Say, how about Thurgood Marshall! Kagan once clerked for Marshall, a former solicitor general who became the court's first African-American justice in 1967, and somehow Marshall — who left the court in 1991 and died less than two years later — has become all the rage. At least, all the Republican rage on Day One of the hearings.
Dana Milbank of the Washington Post wrote about it this morning. He quoted Sen. Jon Kyl (R-Ariz.) as saying, "Justice Marshall's judicial philosophy is not what I would consider to be mainstream." The Judiciary Committee's ranking Republican, Jeff Sessions (Ala.), called Marshall a "well-known activist." Marshall had a "judicial philosophy" that "concerns" Sen. John Cornyn (R-Texas).
This made no sense to Milbank:
It was, to say the least, a curious strategy to go after Marshall, the iconic civil rights lawyer who successfully argued Brown vs. Board of Education. Did Republicans think it would help their cause to criticize the first African American on the Supreme Court, a revered figure who has been celebrated with an airport, a postage stamp and a Broadway show? ...
With Kagan's confirmation hearings expected to last most of the week, Republicans may still have time to make cases against Nelson Mandela, Mother Teresa and Gandhi.
Howard Fineman at Newsweek had a similar thought:
What the GOP seems to forget is that Marshall is revered for his role as the lead lawyer in the landmark Brown v. Board of Education case, which desegregated the nation's schools. Marshall expressed the "living constitution" theory of jurisprudence—and if there is an unassailable monument to that theory, it is the Brown decision.

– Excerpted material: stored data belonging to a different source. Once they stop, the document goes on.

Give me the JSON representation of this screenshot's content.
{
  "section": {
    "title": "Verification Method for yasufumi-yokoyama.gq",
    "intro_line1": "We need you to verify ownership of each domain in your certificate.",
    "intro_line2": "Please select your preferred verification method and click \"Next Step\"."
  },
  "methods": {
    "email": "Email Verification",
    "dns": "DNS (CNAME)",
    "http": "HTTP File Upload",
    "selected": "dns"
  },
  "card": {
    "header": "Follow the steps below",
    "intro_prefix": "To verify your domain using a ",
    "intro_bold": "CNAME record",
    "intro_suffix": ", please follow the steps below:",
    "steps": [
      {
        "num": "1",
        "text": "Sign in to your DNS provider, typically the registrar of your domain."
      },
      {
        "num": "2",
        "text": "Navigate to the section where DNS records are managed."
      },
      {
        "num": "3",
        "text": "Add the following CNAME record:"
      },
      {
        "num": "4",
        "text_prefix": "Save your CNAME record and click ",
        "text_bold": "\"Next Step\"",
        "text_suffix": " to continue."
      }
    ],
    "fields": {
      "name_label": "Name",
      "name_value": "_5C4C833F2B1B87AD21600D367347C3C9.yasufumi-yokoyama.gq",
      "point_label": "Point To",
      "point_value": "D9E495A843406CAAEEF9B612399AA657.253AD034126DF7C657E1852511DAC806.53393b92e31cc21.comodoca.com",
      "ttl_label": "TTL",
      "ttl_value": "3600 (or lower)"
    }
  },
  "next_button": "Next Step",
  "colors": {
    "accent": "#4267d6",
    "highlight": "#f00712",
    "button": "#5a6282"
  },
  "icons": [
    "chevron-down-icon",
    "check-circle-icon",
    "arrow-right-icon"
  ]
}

This strategy could be "risky," writes Naftali Bendavid on the Wall Street Journal's Washington Wire blog, "given the regard for Marshall in the African-American community."
Earl Ofari Hutchinson, blogging at the Huffington Post, goes considerably further, writing that the GOP is "shamelessly ... sullying the name" of Marshall.

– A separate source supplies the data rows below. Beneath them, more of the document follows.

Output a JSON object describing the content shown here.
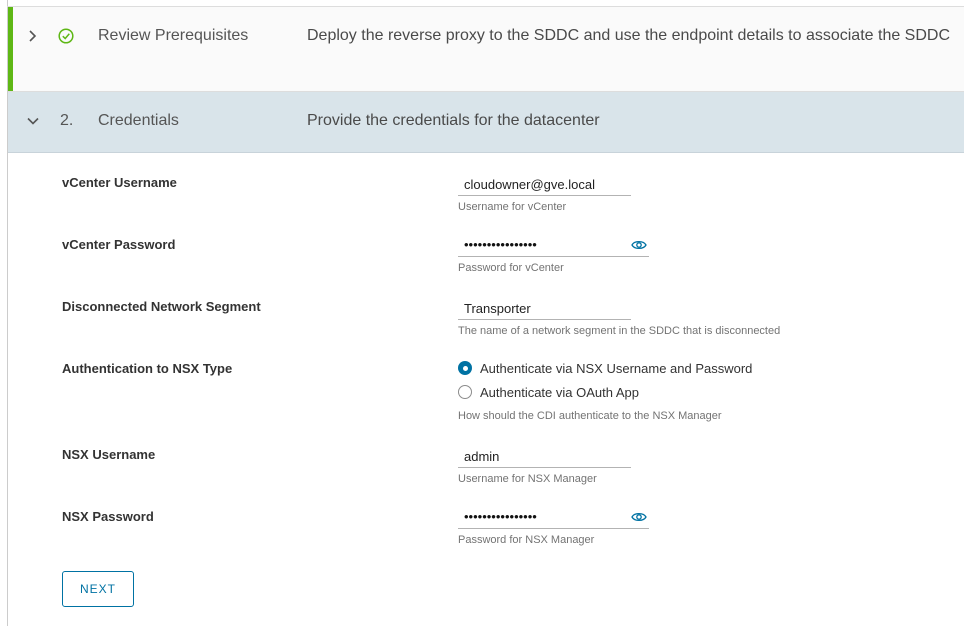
{
  "steps": [
    {
      "number": "",
      "title": "Review Prerequisites",
      "description": "Deploy the reverse proxy to the SDDC and use the endpoint details to associate the SDDC",
      "status": "complete",
      "expanded": false
    },
    {
      "number": "2.",
      "title": "Credentials",
      "description": "Provide the credentials for the datacenter",
      "status": "active",
      "expanded": true
    }
  ],
  "form": {
    "vcenter_username": {
      "label": "vCenter Username",
      "value": "cloudowner@gve.local",
      "helper": "Username for vCenter"
    },
    "vcenter_password": {
      "label": "vCenter Password",
      "masked_value": "••••••••••••••••",
      "helper": "Password for vCenter"
    },
    "network_segment": {
      "label": "Disconnected Network Segment",
      "value": "Transporter",
      "helper": "The name of a network segment in the SDDC that is disconnected"
    },
    "nsx_auth_type": {
      "label": "Authentication to NSX Type",
      "options": [
        {
          "label": "Authenticate via NSX Username and Password",
          "selected": true
        },
        {
          "label": "Authenticate via OAuth App",
          "selected": false
        }
      ],
      "helper": "How should the CDI authenticate to the NSX Manager"
    },
    "nsx_username": {
      "label": "NSX Username",
      "value": "admin",
      "helper": "Username for NSX Manager"
    },
    "nsx_password": {
      "label": "NSX Password",
      "masked_value": "••••••••••••••••",
      "helper": "Password for NSX Manager"
    }
  },
  "next_label": "NEXT",
  "colors": {
    "accent": "#0072a3",
    "complete_green": "#5eb715",
    "active_step_bg": "#d9e4ea"
  }
}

But this is 2010. At least let's take a quick detour back to '67.
One person no longer around today was quite opposed to Marshall when President Johnson nominated him to the court. He was so concerned about Marshall, in fact, that he wrote to FBI Director J. Edgar Hoover, wondering whether allegations of Marshall's ties to Communists were true. We don't know what Hoover told him, but he voted against Marshall nonetheless.

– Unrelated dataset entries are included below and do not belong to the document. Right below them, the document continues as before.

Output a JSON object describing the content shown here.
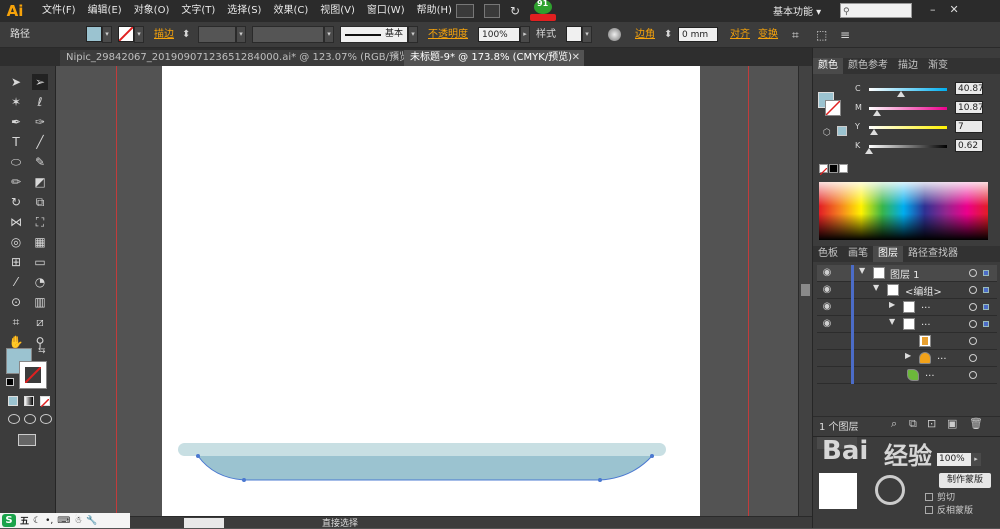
{
  "app": {
    "logo": "Ai"
  },
  "menu": {
    "items": [
      "文件(F)",
      "编辑(E)",
      "对象(O)",
      "文字(T)",
      "选择(S)",
      "效果(C)",
      "视图(V)",
      "窗口(W)",
      "帮助(H)"
    ],
    "workspace": "基本功能",
    "badge": "91"
  },
  "controlbar": {
    "selection_label": "路径",
    "stroke_label": "描边",
    "stroke_style": "基本",
    "opacity_label": "不透明度",
    "opacity_value": "100%",
    "style_label": "样式",
    "corner_label": "边角",
    "corner_value": "0 mm",
    "align_label": "对齐",
    "transform_label": "变换",
    "fill_color": "#9bc3d0"
  },
  "tabs": [
    {
      "label": "Nipic_29842067_20190907123651284000.ai* @ 123.07% (RGB/预览)",
      "active": false
    },
    {
      "label": "未标题-9* @ 173.8% (CMYK/预览)",
      "active": true
    }
  ],
  "color_panel": {
    "tabs": [
      "颜色",
      "颜色参考",
      "描边",
      "渐变"
    ],
    "active_tab": "颜色",
    "sliders": [
      {
        "channel": "C",
        "value": "40.87",
        "percent": 40.87
      },
      {
        "channel": "M",
        "value": "10.87",
        "percent": 10.87
      },
      {
        "channel": "Y",
        "value": "7",
        "percent": 7
      },
      {
        "channel": "K",
        "value": "0.62",
        "percent": 0.62
      }
    ],
    "fill_color": "#9bc3d0"
  },
  "layers_panel": {
    "tabs": [
      "色板",
      "画笔",
      "图层",
      "路径查找器"
    ],
    "active_tab": "图层",
    "rows": [
      {
        "name": "图层 1",
        "visible": true
      },
      {
        "name": "<编组>",
        "visible": true
      },
      {
        "name": "...",
        "visible": true
      },
      {
        "name": "...",
        "visible": true
      },
      {
        "name": "",
        "visible": false
      },
      {
        "name": "...",
        "visible": false
      },
      {
        "name": "...",
        "visible": false
      }
    ],
    "footer_label": "1 个图层"
  },
  "transparency_panel": {
    "opacity_value": "100%",
    "make_mask": "制作蒙版",
    "clip": "剪切",
    "invert_mask": "反相蒙版"
  },
  "status": {
    "tool_name": "直接选择"
  },
  "taskbar": {
    "ime_label": "五"
  },
  "watermark_text": "经验",
  "artwork": {
    "rim_color": "#c8dfe3",
    "body_color": "#9bc3d0"
  }
}
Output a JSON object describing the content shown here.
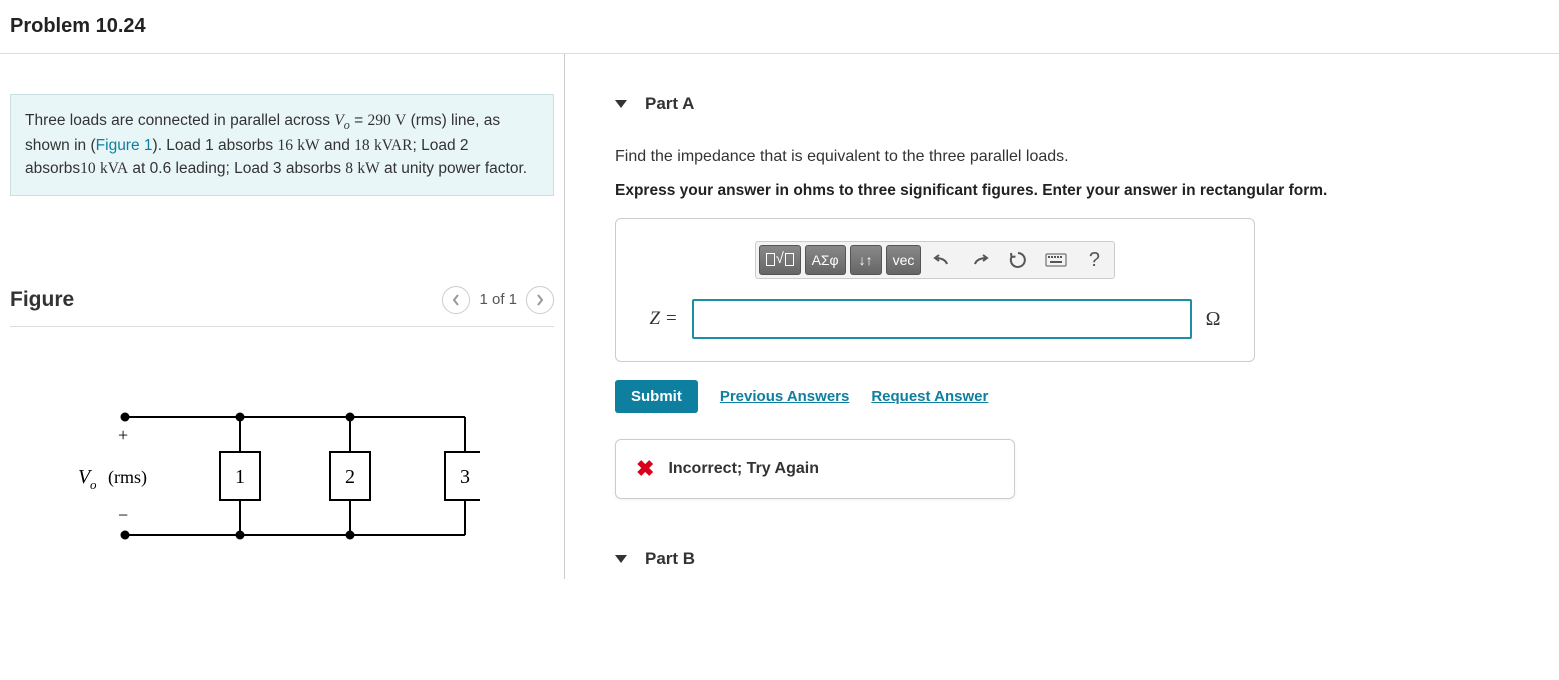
{
  "header": {
    "title": "Problem 10.24"
  },
  "problem": {
    "vo_symbol": "V",
    "vo_sub": "o",
    "vo_value": "290",
    "vo_unit": "V",
    "vo_note": "(rms)",
    "figure_ref": "Figure 1",
    "p1": "Three loads are connected in parallel across ",
    "p2": " = ",
    "p3": " line, as shown in (",
    "p4": "). Load 1 absorbs ",
    "l1_p": "16",
    "l1_pu": "kW",
    "p5": " and ",
    "l1_q": "18",
    "l1_qu": "kVAR",
    "p6": "; Load 2 absorbs",
    "l2_s": "10",
    "l2_su": "kVA",
    "p7": " at 0.6 leading; Load 3 absorbs ",
    "l3_p": "8",
    "l3_pu": "kW",
    "p8": " at unity power factor."
  },
  "figure": {
    "title": "Figure",
    "counter": "1 of 1",
    "source_label": "V",
    "source_sub": "o",
    "source_note": "(rms)",
    "plus": "+",
    "minus": "−",
    "loads": [
      "1",
      "2",
      "3"
    ]
  },
  "partA": {
    "label": "Part A",
    "instruction": "Find the impedance that is equivalent to the three parallel loads.",
    "bold": "Express your answer in ohms to three significant figures. Enter your answer in rectangular form.",
    "toolbar": {
      "templates": "▯√▯",
      "greek": "ΑΣφ",
      "subsup": "↓↑",
      "vec": "vec",
      "help": "?"
    },
    "answer_label": "Z =",
    "answer_value": "",
    "unit": "Ω",
    "submit": "Submit",
    "prev": "Previous Answers",
    "req": "Request Answer",
    "feedback": "Incorrect; Try Again"
  },
  "partB": {
    "label": "Part B"
  }
}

That person was Sen. Robert Byrd of West Virginia.
(For the record, the Senate vote to confirm Marshall was 69-11, with 20 senators not voting. The 11 opponents included nine Democrats from the Deep South — James Eastland of Mississippi, Allen Ellender and Russell Long of Louisiana, Sam Ervin of North Carolina, Lister Hill and John Sparkman of Alabama, Spessard Holland of Florida, Fritz Hollings of South Carolina and Herman Talmadge of Georgia — and one Republican, Strom Thurmond of South Carolina. The other Democrat was Robert Byrd.)